# Striper and blues



## Todd (May 16, 2010)

Still at the war college in Rhode Island learning stuff. Found the spot. 30+ striper 20-24" and one around 30" in a couple hours the last two evenings and bunches-o-blues


----------



## Chris V (Oct 18, 2007)

Thats a big azzz bluefish.

Cool, different report


----------



## Todd (May 16, 2010)

Watched folks down the pier from me pull up a 33" blue last night at a different spot.


----------



## capt'n slim (Feb 8, 2008)

Blues get big up north.


----------



## DaTzr (Mar 13, 2011)

Wow, talk about northern memories!
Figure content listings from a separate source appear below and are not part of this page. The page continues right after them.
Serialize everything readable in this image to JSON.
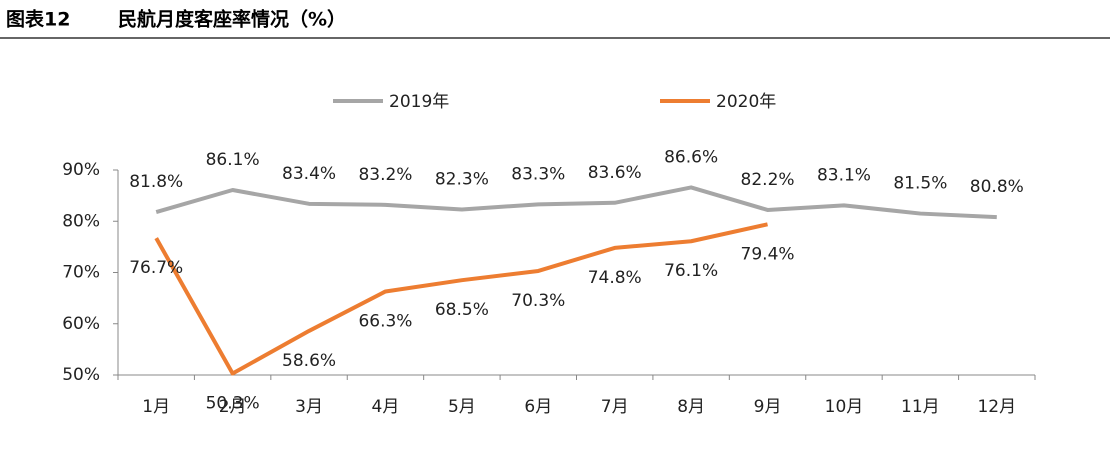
{
  "chart_data": {
    "type": "line",
    "label": "图表12",
    "title": "民航月度客座率情况（%）",
    "categories": [
      "1月",
      "2月",
      "3月",
      "4月",
      "5月",
      "6月",
      "7月",
      "8月",
      "9月",
      "10月",
      "11月",
      "12月"
    ],
    "series": [
      {
        "name": "2019年",
        "color": "#a6a6a6",
        "values": [
          81.8,
          86.1,
          83.4,
          83.2,
          82.3,
          83.3,
          83.6,
          86.6,
          82.2,
          83.1,
          81.5,
          80.8
        ],
        "value_labels": [
          "81.8%",
          "86.1%",
          "83.4%",
          "83.2%",
          "82.3%",
          "83.3%",
          "83.6%",
          "86.6%",
          "82.2%",
          "83.1%",
          "81.5%",
          "80.8%"
        ]
      },
      {
        "name": "2020年",
        "color": "#ed7d31",
        "values": [
          76.7,
          50.3,
          58.6,
          66.3,
          68.5,
          70.3,
          74.8,
          76.1,
          79.4,
          null,
          null,
          null
        ],
        "value_labels": [
          "76.7%",
          "50.3%",
          "58.6%",
          "66.3%",
          "68.5%",
          "70.3%",
          "74.8%",
          "76.1%",
          "79.4%",
          null,
          null,
          null
        ]
      }
    ],
    "ylim": [
      50,
      90
    ],
    "yticks": [
      {
        "value": 50,
        "label": "50%"
      },
      {
        "value": 60,
        "label": "60%"
      },
      {
        "value": 70,
        "label": "70%"
      },
      {
        "value": 80,
        "label": "80%"
      },
      {
        "value": 90,
        "label": "90%"
      }
    ],
    "legend": "top"
  }
}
So Todd, ur up there where they do the OCS training? If so, my Dad used to be engineer for the OCS training vessels there. I was about 13yo then am 54 now. First lived in Newport close to 'Thompson Middle/Jr' school, would fish off the boats and docks while my Dad pulled duty. Later we moved to Middletowen and I found out about the back gate and shorelines nearby. It was on then! I remember Blues averaging 15-20+ lbs and the same with Stripers. Ever caught lobster on a rod? If still there I got a place for ya! 
Cheers,


----------



## Todd (May 16, 2010)

I am here for another 3 1/2 weeks. Would love to know any good spots to try.


----------